By Appointment
PhD, University of Texas at Austin
Chase Bringardner is a professor in the Department of Theatre at Auburn University. He graduated from the University of Texas at Austin with a PhD after defending his dissertation titled “Popular Entertainments and Constructions of Southern Identity: How Burlesques, Medicine Shows, and Musical Theatre Made Meaning and Money in the South, 1854-1980.” At Auburn, Bringardner teaches a wide range of courses including Introduction to Theatre for majors and non-majors, Dramaturgy, Senior Capstone, Musical Theatre History, as well as a selection of junior and senior level seminars with topics ranging from performance theory/performance art, Southern drama, dreamscapes, docudramas, and Disney: Popular Entertainments and the Construction of Meaning. He also actively participates in the departmental season primarily as a director and dramaturg having recently directed Stephen Sondheim’s Assassins and an adaptation of Mary Shelley’s Frankenstein. In 2012, Bringardner received the Teaching Excellence Award from the College of Liberal Arts.
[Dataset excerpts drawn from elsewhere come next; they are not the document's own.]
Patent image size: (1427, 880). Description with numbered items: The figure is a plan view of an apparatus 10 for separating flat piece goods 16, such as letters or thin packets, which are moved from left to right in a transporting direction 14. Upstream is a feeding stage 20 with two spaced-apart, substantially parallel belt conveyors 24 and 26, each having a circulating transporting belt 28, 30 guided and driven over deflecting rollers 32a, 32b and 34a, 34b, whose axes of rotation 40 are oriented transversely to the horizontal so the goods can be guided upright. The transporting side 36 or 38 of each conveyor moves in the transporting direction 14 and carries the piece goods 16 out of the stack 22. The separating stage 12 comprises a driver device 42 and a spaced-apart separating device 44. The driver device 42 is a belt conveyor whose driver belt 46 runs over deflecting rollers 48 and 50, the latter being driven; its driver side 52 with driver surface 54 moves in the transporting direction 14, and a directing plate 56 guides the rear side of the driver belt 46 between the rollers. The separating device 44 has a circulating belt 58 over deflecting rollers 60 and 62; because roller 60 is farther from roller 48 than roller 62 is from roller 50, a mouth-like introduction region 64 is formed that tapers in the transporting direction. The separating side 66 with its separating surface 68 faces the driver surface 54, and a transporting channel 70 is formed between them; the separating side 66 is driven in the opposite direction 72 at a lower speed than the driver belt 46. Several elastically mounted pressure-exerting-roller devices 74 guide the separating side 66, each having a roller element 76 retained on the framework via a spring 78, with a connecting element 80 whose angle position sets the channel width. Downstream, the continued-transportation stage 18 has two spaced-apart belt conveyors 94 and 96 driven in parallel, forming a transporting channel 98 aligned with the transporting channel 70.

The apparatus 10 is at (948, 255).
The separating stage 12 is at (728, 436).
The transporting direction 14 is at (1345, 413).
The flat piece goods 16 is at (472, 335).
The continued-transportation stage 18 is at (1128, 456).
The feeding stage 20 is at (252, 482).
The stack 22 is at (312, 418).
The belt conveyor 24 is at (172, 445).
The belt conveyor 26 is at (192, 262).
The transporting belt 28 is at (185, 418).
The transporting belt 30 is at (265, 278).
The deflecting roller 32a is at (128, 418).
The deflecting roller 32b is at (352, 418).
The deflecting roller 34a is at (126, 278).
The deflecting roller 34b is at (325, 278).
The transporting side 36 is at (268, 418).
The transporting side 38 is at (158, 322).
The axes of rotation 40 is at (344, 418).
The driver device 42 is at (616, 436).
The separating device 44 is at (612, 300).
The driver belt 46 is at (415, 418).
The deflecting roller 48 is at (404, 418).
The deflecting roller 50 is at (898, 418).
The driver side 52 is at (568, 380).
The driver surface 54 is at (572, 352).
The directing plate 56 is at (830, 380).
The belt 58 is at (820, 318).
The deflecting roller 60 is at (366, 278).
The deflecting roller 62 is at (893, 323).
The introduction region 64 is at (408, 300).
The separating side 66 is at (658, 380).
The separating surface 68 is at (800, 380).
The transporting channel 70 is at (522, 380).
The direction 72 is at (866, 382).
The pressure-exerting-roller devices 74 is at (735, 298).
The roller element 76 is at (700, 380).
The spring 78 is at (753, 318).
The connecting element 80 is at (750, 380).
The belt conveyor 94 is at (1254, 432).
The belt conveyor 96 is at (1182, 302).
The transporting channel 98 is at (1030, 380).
Bringardner specializes in the study of popular entertainments (such as medicine shows and musical theatre), regional identity construction, and intersections of race, gender, and class in popular performance forms. His publications include a chapter in The Oxford Companion to the Musical on region, politics, and identity in musical theatre as well as a forthcoming chapter on medicine shows and the performance of domestic space in the anthology Performing the Family Dream House: Space, Ritual, and Images of Home (Iowa University Press). He has published in a variety of journals including Theatre Topics, Theatre Journal, Studies in Musical Theatre, Performing Arts Resources, and Theatre Symposium. His current book length project details the socio-cultural history of the Fabulous Fox Theatre in Atlanta and both its complicated relationship with the city and its role in larger narratives of regional and national theatrical/performance histories. Bringardner also served from 2011-2015 as the book review editor for Theatre Topics.
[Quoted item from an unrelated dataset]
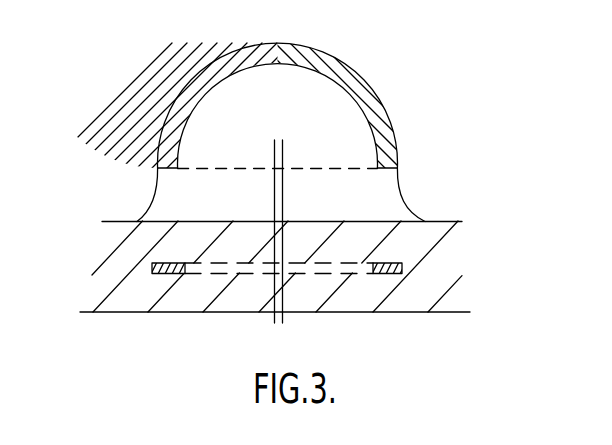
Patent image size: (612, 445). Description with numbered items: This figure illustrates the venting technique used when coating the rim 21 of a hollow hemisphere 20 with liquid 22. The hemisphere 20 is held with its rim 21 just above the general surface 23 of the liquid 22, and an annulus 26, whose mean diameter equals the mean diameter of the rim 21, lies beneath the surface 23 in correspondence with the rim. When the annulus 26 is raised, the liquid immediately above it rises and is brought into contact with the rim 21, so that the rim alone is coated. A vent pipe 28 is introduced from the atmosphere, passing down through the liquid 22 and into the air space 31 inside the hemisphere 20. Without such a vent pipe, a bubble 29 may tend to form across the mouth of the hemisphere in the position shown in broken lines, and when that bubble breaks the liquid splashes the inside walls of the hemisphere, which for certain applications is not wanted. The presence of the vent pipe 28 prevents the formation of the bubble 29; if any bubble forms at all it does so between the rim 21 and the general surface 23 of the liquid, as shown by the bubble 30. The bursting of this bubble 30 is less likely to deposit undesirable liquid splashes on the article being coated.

Bringardner is an active member of the Association of Theatre in Higher Education (ATHE) where he currently serves as vice president of membership and marketing and has in the past served as VP of conference, a conference planner, and a focus group representative. He is also an active member of the American Society of Theatre Research (ASTR) where he served as planner for the 2018 conference in San Diego. He consistently presents his work at both ATHE and ASTR and maintains an active scholarly and service profile regionally and nationally. Additionally, he has directed and acted in many musicals at Auburn and beyond, including Assassins, 9 to 5, Cabaret, Hair, and Jesus Christ Superstar. He is originally from Atlanta, Georgia, and attended Davidson College in Davidson, North Carolina, as an undergraduate. In his spare time, he enjoys all elements of popular culture and is often found in front of a screen or stage of some sort, or engaging in conversation on a wide variety of subjects from The Simpsons to Friday Night Lights to Alfred Hitchcock or Disney.